Security researcher Tommy Mysk has demonstrated that iPhone push notifications are being used by popular apps to covertly send data about the user, according to MacRumors.
In a new video, he explains how certain iOS apps exploit a feature introduced in iOS 10 designed to allow apps to customize push notifications. This feature, initially intended to enable apps to enrich notifications with additional content or decrypt encrypted messages, has seemingly been repurposed by some developers for more secretive activities.
According to Mysk’s findings, various popular applications, including TikTok, Facebook, Twitter, LinkedIn, and Bing, are using the short background execution time granted for notification customization to send analytics information.
Here’s some more info from Mysk: This video sheds light on a growing practice among data-hungry apps where they use the background execution time allocated by iOS for the purpose of customizing notifications to send app analytics. Many apps do this. We just picked a few for this demo.
Apps on iOS don’t run in the background. iOS doesn’t allow apps to run in the background for a variety of reasons, mostly related to privacy and performance. Although iOS allows apps to run a few background tasks, access to background execution time is very restricted. But starting in iOS 10, iOS added a new feature to allow apps to customize push notifications even if they are not running. iOS wakes the app in the background when it receives a notification and allows the app a limited time to customize the notification before it is presented to the user. This includes decrypting an encrypted payload and downloading additional content to enrich the notification. Once the app hands in the customized notification to the system or the background time allocated runs out, the app is terminated.

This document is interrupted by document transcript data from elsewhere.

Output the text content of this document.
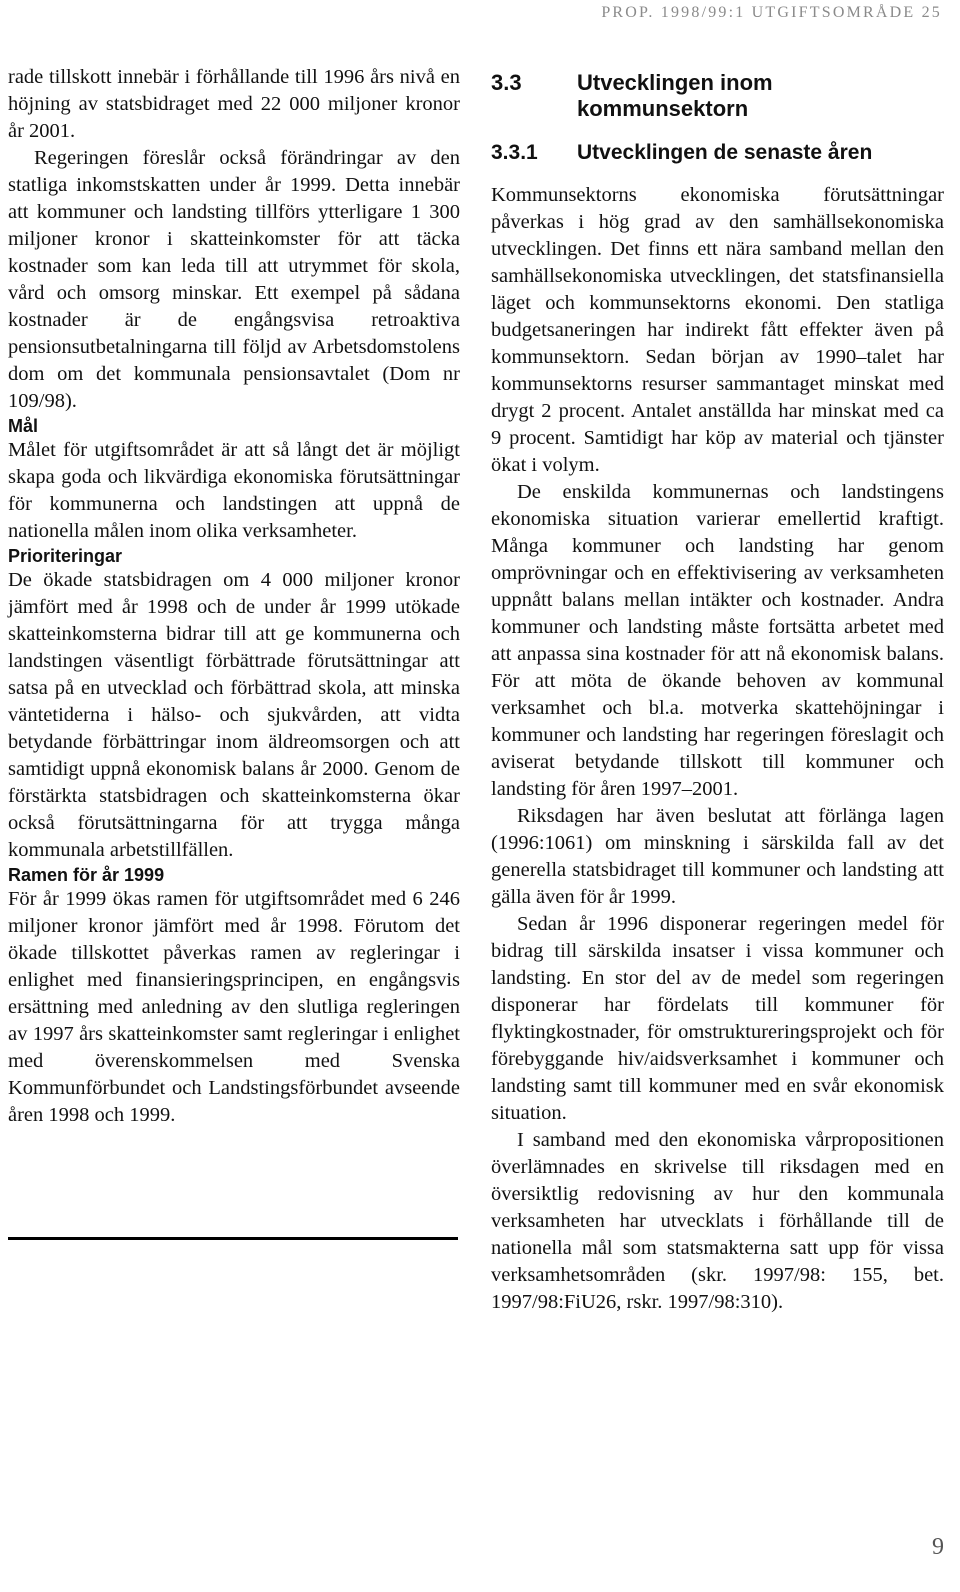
PROP. 1998/99:1 UTGIFTSOMRÅDE 25

rade tillskott innebär i förhållande till 1996 års nivå en höjning av statsbidraget med 22 000 miljoner kronor år 2001.

Regeringen föreslår också förändringar av den statliga inkomstskatten under år 1999. Detta innebär att kommuner och landsting tillförs ytterligare 1 300 miljoner kronor i skatteinkomster för att täcka kostnader som kan leda till att utrymmet för skola, vård och omsorg minskar. Ett exempel på sådana kostnader är de engångsvisa retroaktiva pensionsutbetalningarna till följd av Arbetsdomstolens dom om det kommunala pensionsavtalet (Dom nr 109/98).

Mål

Målet för utgiftsområdet är att så långt det är möjligt skapa goda och likvärdiga ekonomiska förutsättningar för kommunerna och landstingen att uppnå de nationella målen inom olika verksamheter.

Prioriteringar

De ökade statsbidragen om 4 000 miljoner kronor jämfört med år 1998 och de under år 1999 utökade skatteinkomsterna bidrar till att ge kommunerna och landstingen väsentligt förbättrade förutsättningar att satsa på en utvecklad och förbättrad skola, att minska väntetiderna i hälso- och sjukvården, att vidta betydande förbättringar inom äldreomsorgen och att samtidigt uppnå ekonomisk balans år 2000. Genom de förstärkta statsbidragen och skatteinkomsterna ökar också förutsättningarna för att trygga många kommunala arbetstillfällen.

Ramen för år 1999

För år 1999 ökas ramen för utgiftsområdet med 6 246 miljoner kronor jämfört med år 1998. Förutom det ökade tillskottet påverkas ramen av regleringar i enlighet med finansieringsprincipen, en engångsvis ersättning med anledning av den slutliga regleringen av 1997 års skatteinkomster samt regleringar i enlighet med överenskommelsen med Svenska Kommunförbundet och Landstingsförbundet avseende åren 1998 och 1999.

3.3	Utvecklingen inom kommunsektorn
3.3.1	Utvecklingen de senaste åren

Kommunsektorns ekonomiska förutsättningar påverkas i hög grad av den samhällsekonomiska utvecklingen. Det finns ett nära samband mellan den samhällsekonomiska utvecklingen, det statsfinansiella läget och kommunsektorns ekonomi. Den statliga budgetsaneringen har indirekt fått effekter även på kommunsektorn. Sedan början av 1990–talet har kommunsektorns resurser sammantaget minskat med drygt 2 procent. Antalet anställda har minskat med ca 9 procent. Samtidigt har köp av material och tjänster ökat i volym.

De enskilda kommunernas och landstingens ekonomiska situation varierar emellertid kraftigt. Många kommuner och landsting har genom omprövningar och en effektivisering av verksamheten uppnått balans mellan intäkter och kostnader. Andra kommuner och landsting måste fortsätta arbetet med att anpassa sina kostnader för att nå ekonomisk balans. För att möta de ökande behoven av kommunal verksamhet och bl.a. motverka skattehöjningar i kommuner och landsting har regeringen föreslagit och aviserat betydande tillskott till kommuner och landsting för åren 1997–2001.

Riksdagen har även beslutat att förlänga lagen (1996:1061) om minskning i särskilda fall av det generella statsbidraget till kommuner och landsting att gälla även för år 1999.

Sedan år 1996 disponerar regeringen medel för bidrag till särskilda insatser i vissa kommuner och landsting. En stor del av de medel som regeringen disponerar har fördelats till kommuner för flyktingkostnader, för omstruktureringsprojekt och för förebyggande hiv/aidsverksamhet i kommuner och landsting samt till kommuner med en svår ekonomisk situation.

I samband med den ekonomiska vårpropositionen överlämnades en skrivelse till riksdagen med en översiktlig redovisning av hur den kommunala verksamheten har utvecklats i förhållande till de nationella mål som statsmakterna satt upp för vissa verksamhetsområden (skr. 1997/98: 155, bet. 1997/98:FiU26, rskr. 1997/98:310).

9
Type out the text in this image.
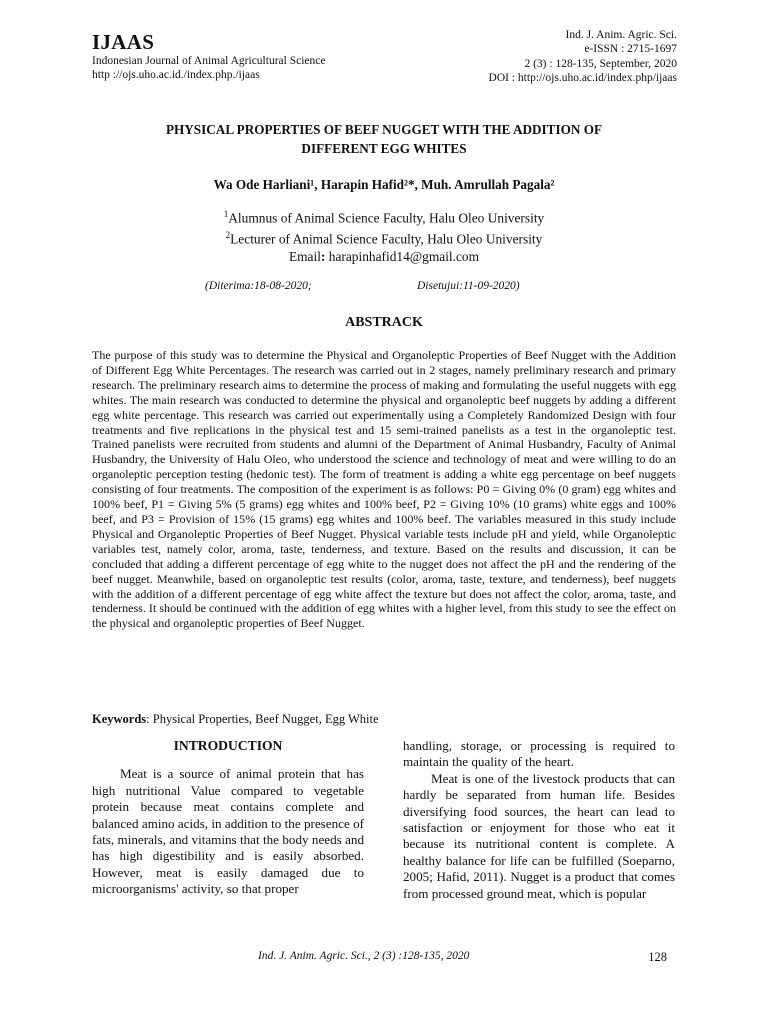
IJAAS
Indonesian Journal of Animal Agricultural Science
http ://ojs.uho.ac.id./index.php./ijaas
Ind. J. Anim. Agric. Sci.
e-ISSN : 2715-1697
2 (3) : 128-135, September, 2020
DOI : http://ojs.uho.ac.id/index.php/ijaas
PHYSICAL PROPERTIES OF BEEF NUGGET WITH THE ADDITION OF
DIFFERENT EGG WHITES
Wa Ode Harliani¹, Harapin Hafid²*, Muh. Amrullah Pagala²
$^1$Alumnus of Animal Science Faculty, Halu Oleo University
$^2$Lecturer of Animal Science Faculty, Halu Oleo University
Email: harapinhafid14@gmail.com
(Diterima:18-08-2020;	Disetujui:11-09-2020)
ABSTRACK

The purpose of this study was to determine the Physical and Organoleptic Properties of Beef Nugget with the Addition of Different Egg White Percentages. The research was carried out in 2 stages, namely preliminary research and primary research. The preliminary research aims to determine the process of making and formulating the useful nuggets with egg whites. The main research was conducted to determine the physical and organoleptic beef nuggets by adding a different egg white percentage. This research was carried out experimentally using a Completely Randomized Design with four treatments and five replications in the physical test and 15 semi-trained panelists as a test in the organoleptic test. Trained panelists were recruited from students and alumni of the Department of Animal Husbandry, Faculty of Animal Husbandry, the University of Halu Oleo, who understood the science and technology of meat and were willing to do an organoleptic perception testing (hedonic test). The form of treatment is adding a white egg percentage on beef nuggets consisting of four treatments. The composition of the experiment is as follows: P0 = Giving 0% (0 gram) egg whites and 100% beef, P1 = Giving 5% (5 grams) egg whites and 100% beef, P2 = Giving 10% (10 grams) white eggs and 100% beef, and P3 = Provision of 15% (15 grams) egg whites and 100% beef. The variables measured in this study include Physical and Organoleptic Properties of Beef Nugget. Physical variable tests include pH and yield, while Organoleptic variables test, namely color, aroma, taste, tenderness, and texture. Based on the results and discussion, it can be concluded that adding a different percentage of egg white to the nugget does not affect the pH and the rendering of the beef nugget. Meanwhile, based on organoleptic test results (color, aroma, taste, texture, and tenderness), beef nuggets with the addition of a different percentage of egg white affect the texture but does not affect the color, aroma, taste, and tenderness. It should be continued with the addition of egg whites with a higher level, from this study to see the effect on the physical and organoleptic properties of Beef Nugget.

Keywords: Physical Properties, Beef Nugget, Egg White
INTRODUCTION

Meat is a source of animal protein that has high nutritional Value compared to vegetable protein because meat contains complete and balanced amino acids, in addition to the presence of fats, minerals, and vitamins that the body needs and has high digestibility and is easily absorbed. However, meat is easily damaged due to microorganisms' activity, so that proper

handling, storage, or processing is required to maintain the quality of the heart.

Meat is one of the livestock products that can hardly be separated from human life. Besides diversifying food sources, the heart can lead to satisfaction or enjoyment for those who eat it because its nutritional content is complete. A healthy balance for life can be fulfilled (Soeparno, 2005; Hafid, 2011). Nugget is a product that comes from processed ground meat, which is popular

Ind. J. Anim. Agric. Sci., 2 (3) :128-135, 2020	128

This feature is now being widely used by data-hungry apps to send analytics during this background time. The analytics include unique signals about the user’s device that allow for fingerprinting and tracking users across different apps developed by different developers. Apple does not allow fingerprinting. To counter fingerprinting, Apple is going to require developers to declare why their apps need access to required reason APIs, or APIs that provide signals commonly used for fingerprinting.